Many of you who claim the name of Christ already believe that He loves you… He does love you. But you may not believe that those who grieve the court’s decision love you.  Obviously I can’t speak for everyone, but I know I, and many, many others love you.  And it is because we love you that we must simply say, in love, that you are pursuing the wrong path…whether that is in embracing your own homosexuality, or in affirming the homosexuality or sexual brokenness of those around you.  God is loving and God is a holy, righteous judge. I personally know that my words cannot convince you that you are on the wrong path.  I know that only the Holy Spirit can do that.  Please know that because of what we believe to be true about how our Lord calls us to live, we are deeply concerned for your spiritual lives.  If we believe what we believe, and do not speak up, or pray for your repentance, that would not be showing love on our part… Please do not take our prayers that He will convict you as anything but a tangible expression of our love for you. 

My prayer is not that the Supreme Court will change its mind.  It is not that my religious freedoms are ultimately protected.  My fervent prayer is that the Bride of Christ will regain its saltiness.  I pray that we will repent.

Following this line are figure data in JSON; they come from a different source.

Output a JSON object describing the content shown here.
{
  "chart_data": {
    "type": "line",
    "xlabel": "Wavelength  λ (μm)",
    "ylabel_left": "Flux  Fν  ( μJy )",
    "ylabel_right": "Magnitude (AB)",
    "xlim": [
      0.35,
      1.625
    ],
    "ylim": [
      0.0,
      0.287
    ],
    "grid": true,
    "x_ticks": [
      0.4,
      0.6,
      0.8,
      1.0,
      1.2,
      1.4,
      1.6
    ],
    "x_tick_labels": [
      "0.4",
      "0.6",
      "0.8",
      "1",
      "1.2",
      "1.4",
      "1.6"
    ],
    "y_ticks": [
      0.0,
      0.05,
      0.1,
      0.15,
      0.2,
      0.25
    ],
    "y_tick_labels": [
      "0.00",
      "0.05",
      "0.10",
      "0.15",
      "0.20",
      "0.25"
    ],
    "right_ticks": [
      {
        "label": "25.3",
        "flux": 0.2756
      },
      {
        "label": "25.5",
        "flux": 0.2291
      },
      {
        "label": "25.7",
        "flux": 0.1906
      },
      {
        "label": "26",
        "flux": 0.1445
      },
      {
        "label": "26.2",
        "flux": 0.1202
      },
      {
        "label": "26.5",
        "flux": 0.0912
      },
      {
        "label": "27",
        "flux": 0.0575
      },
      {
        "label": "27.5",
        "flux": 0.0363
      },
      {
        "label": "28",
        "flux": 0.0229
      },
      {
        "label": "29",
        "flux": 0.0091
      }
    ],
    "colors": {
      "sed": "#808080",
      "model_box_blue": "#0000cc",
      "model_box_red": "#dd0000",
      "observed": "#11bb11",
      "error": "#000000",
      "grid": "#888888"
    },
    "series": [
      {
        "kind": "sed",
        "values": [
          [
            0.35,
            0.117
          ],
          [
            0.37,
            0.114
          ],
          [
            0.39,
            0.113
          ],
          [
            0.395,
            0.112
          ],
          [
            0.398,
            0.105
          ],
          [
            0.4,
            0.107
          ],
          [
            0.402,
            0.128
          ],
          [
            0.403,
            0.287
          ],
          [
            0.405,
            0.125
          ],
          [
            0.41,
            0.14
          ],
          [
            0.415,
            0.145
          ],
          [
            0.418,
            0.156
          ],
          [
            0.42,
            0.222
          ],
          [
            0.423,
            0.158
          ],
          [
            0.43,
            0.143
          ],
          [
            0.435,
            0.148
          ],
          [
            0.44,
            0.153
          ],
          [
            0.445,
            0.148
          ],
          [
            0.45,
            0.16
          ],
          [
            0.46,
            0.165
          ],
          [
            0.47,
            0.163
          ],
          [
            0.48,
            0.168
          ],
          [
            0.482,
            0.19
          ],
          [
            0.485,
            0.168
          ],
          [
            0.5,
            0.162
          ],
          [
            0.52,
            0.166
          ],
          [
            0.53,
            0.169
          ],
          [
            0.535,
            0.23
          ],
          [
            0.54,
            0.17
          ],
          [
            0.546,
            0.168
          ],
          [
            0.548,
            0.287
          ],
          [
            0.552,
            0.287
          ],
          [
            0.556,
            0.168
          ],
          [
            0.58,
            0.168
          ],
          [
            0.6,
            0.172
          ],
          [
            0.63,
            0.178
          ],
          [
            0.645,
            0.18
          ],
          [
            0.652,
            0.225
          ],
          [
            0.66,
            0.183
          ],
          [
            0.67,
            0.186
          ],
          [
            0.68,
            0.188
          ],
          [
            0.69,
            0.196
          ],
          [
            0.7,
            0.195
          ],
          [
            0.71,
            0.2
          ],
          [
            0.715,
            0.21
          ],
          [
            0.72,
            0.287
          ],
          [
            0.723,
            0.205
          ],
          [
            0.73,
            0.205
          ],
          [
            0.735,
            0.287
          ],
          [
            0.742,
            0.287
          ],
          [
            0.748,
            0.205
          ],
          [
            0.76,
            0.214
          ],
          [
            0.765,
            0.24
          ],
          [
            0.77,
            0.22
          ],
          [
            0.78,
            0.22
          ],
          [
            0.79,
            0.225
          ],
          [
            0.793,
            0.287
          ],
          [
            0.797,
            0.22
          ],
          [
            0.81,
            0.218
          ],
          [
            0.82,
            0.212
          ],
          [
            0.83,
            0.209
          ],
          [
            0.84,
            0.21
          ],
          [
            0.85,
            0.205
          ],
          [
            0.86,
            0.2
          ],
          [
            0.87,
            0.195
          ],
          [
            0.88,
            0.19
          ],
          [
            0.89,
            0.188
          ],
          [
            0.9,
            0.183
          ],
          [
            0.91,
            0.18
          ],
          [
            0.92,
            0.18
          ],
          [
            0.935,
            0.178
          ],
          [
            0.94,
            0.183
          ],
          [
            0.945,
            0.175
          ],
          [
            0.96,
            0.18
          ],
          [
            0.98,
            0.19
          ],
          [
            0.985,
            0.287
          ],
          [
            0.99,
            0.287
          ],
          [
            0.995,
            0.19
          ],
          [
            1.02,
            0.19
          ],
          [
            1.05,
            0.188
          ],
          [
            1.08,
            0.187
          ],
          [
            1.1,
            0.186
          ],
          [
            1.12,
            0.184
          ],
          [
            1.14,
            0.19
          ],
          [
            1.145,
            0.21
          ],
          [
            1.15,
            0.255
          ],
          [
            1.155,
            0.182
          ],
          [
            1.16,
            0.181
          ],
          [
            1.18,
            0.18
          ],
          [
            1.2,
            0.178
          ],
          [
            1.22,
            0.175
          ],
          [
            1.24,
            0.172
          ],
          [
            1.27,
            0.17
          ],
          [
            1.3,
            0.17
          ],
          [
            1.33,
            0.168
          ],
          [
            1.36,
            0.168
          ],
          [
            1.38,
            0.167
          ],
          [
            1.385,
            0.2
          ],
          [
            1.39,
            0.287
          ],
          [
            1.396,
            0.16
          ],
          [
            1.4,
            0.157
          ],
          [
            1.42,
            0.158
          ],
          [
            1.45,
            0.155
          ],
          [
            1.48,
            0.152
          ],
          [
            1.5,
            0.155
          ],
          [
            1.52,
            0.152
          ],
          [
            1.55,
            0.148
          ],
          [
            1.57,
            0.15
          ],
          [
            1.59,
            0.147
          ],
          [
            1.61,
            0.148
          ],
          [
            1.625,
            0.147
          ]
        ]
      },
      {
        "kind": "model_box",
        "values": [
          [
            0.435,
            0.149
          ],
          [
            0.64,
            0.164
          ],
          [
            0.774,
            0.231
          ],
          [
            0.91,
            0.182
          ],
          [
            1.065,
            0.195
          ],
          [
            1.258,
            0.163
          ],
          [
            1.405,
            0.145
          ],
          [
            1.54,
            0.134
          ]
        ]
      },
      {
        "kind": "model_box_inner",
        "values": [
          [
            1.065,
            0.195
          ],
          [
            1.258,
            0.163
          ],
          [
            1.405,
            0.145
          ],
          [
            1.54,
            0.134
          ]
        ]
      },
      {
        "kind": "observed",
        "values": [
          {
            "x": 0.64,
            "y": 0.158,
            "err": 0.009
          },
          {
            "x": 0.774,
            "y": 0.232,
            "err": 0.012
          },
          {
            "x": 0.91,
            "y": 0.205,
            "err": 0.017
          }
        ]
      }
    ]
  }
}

I pray that we will regain our zeal for holiness. I pray that we will believe in God’s redemptive, transformative power. I pray we will learn to love Jesus more. I pray we will learn to love one another more.  I pray we will learn to love those who are far from Jesus more.  I pray that the Holy Spirit will convict all who claim the name of Christ of our sins, and awaken to His truth those who are deceived.   

I pray that we, the Bride of Christ, will truly represent our Bridegroom well as we move forward from here.